SAYA sedang menyeruput secangkir teh di sebuah kafe berdekorasi eclectic dan bergaya hipster di Penang, Malaysia. Kafe yang dulunya sebuah ruko tua yang telah dipugar itu penuh sesak.

Wisatawan dari Singapura hingga China berbaur dengan anak muda urban Malaysia menikmati sepotong cheesecake. Di sekitarnya, gerombolan backpacker memadati gang-gang Georgetown, memenuhi bar-bar, dan berswafoto dengan latar belakang lukisan-lukisan dinding jalanan. 

Sejak 2008, Penang telah bertransformasi dari semula hanya sekadar tempat jajanan makanan lokal hingga menjadi magnet bagi turis global.

Negara bagian ini, untuk perubahan yang lebih baik atau lebih buruk, terlihat mengalami perkembangan yang pesat.

Tapi, Prashanth, seorang dokter berusia 33 tahun yang bekerja di Rumah Sakit Umum Penang memiliki sikap sendiri atas situasi perubahan itu.

"Perubahannya terlalu berlebihan,” ucapnya. “Betul, perekonomian kita sedang dipacu, tapi perubahan bergerak terlalu cepat tanpa diiringi konsultasi yang tepat.”

"Ketika Anda berolahraga, otot-otot Anda akan terbentuk. Itu bagus. Tapi kalau olah raganya berlebihan dan pembentukkan otot-ototnya terlalu cepat, tubuh Anda akan menderita. Selalu ada harga yang harus dibayar,” tuturnya lebih lanjut.

Dan ternyata benar, beberapa pekan setelah kami bertemu, Penang dikejutkan dengan bencana banjir terburuk sepanjang ingatan, yang menyebabkan 7 orang meninggal dan ribuan orang mengungsi.

Prashanth, anak laki-laki dari seorang pegawai admin dan pengacara ini tumbuh besar di Bayan Baru, Penang. Kakeknya, seorang peternak sapi yang bermigrasi dari India Selatan ke Malaysia.

Prashanth adalah tipe dokter yang dapat mendiagnosis dan selalu punya resep untuk setiap masalah yang Anda hadapi, termasuk masalah negara-negara bagian dan bahkan nasional.

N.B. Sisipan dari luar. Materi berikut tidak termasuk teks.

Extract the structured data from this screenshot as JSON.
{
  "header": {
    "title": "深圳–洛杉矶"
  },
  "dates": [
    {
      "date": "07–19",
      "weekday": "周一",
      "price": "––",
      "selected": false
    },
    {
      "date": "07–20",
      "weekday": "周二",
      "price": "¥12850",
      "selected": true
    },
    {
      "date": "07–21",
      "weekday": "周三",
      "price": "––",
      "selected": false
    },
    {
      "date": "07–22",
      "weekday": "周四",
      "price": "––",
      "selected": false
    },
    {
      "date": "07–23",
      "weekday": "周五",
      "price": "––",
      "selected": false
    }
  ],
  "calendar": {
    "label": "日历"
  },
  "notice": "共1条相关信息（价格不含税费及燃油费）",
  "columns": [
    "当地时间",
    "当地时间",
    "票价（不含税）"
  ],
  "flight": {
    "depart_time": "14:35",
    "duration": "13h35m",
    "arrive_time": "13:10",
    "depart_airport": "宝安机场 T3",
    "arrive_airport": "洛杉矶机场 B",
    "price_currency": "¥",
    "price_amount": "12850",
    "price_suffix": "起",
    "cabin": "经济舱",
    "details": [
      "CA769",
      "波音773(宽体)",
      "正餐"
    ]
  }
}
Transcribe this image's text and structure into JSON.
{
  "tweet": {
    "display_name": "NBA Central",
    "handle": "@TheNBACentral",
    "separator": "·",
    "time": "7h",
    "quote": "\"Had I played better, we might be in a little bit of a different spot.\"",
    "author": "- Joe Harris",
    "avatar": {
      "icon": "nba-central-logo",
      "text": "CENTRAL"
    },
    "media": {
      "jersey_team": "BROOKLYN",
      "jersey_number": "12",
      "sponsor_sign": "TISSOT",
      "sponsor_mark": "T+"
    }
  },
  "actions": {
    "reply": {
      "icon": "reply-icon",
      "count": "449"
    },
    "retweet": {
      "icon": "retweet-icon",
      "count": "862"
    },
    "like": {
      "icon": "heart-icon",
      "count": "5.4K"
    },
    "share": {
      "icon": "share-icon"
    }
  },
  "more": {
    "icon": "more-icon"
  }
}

"Di Penang ini, masalah yang sebenarnya malah tidak teratasi. Pertama, kurangnya perumahan-perumahan dengan harga terjangkau. Kedua, biaya hidup terlalu tinggi. Penang juga kekurangan transportasi umum," paparnya.

"Itu masalahnya. Bukan orangnya, tetapi sistemnya...Ketika kita menendang keluar para politisi ini atau politisi itu, kita hanya seperti mengobati gejalanya. Kita tidak pernah mengatasi akar masalah, penyakit sebenarnya," katanya.

Dan apa penyakitnya?

"Politik rasial,” jawabnya. “Kunci utama untuk mengatasi perbedaan antara kita adalah bahasa. Saya dapat berbahasa Inggris, Melayu, Hokkien, Mandarin, Tamil, dan saya bahkan dapat berbicara dengan orang Rusia saat saya kuliah dulu. Kita perlu melakukan upaya untuk dapat berkomunikasi satu sama lain," kata Prashanth.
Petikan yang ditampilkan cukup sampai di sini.